Il vampiro aveva riso di gusto a queste parole e gli si era avvicinato per dargli una pacca sulla spalla. – Piccolo, se non fossi già un morto potrei anche morire dal ridere. – aveva detto e aveva ripreso a ridere.
- Guarda che non scherzo. – gli aveva detto allontanandosi di un passo.

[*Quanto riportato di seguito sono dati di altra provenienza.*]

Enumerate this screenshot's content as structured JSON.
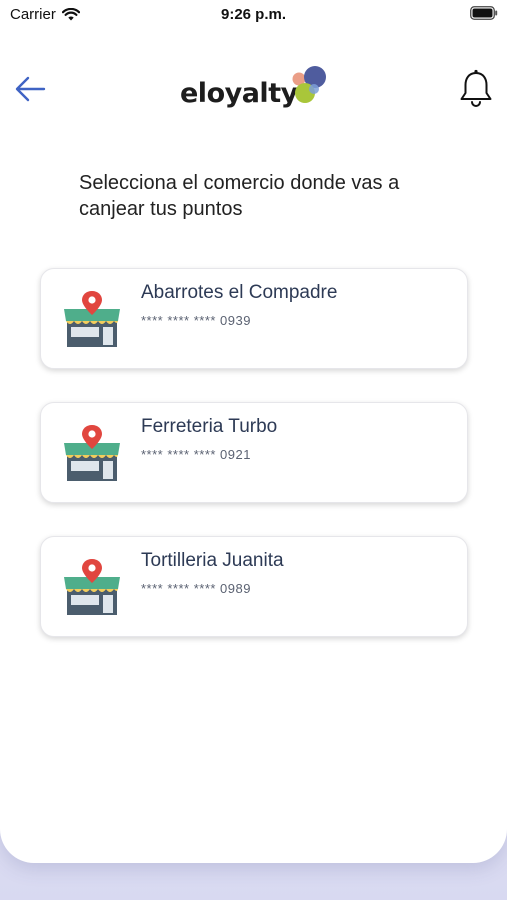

- E neanche la tua sorellina scherzerà quando ti si infilerà nel letto e ti succhierà tutto il sangue dopo averti sedotto come una puttana dei vicoli, come non scherzerà tuo padre quando aggredirà i bambini dell’asilo bevendosene come niente una decina, o tua madre quando adescherà camionisti per morderli dopo che si saranno eccitati al profumo della sua passera. –
- Basta! – aveva urlato – Loro non lo farebbero mai! –
- E perché no? – gli aveva chiesto il vampiro con lo sguardo più innocente di quello di un bambino – Io amavo la mia famiglia eppure mia madre è stata la prima persona che ho ucciso, e mia sorella è venuta subito dopo di lei. –
- Tu sei un mostro! –
- Sì. E tra poco lo saranno anche loro, se non li impali, li decapiti, riempi le loro bocche di aglio e bruci i loro cadaveri. –
- No. –
- Non hai scelta. O loro o tutti quelli che ami, compreso te stesso. È così che va il mondo. – e intanto si era passato un’unghia sul polso aprendo un piccolo taglio da cui era sgorgato del sangue così scuro da sembrare nero nella luce elettrica della sala. Lo aveva preso per la nuca e lo aveva costretto a bere premendogli il polso sulla bocca.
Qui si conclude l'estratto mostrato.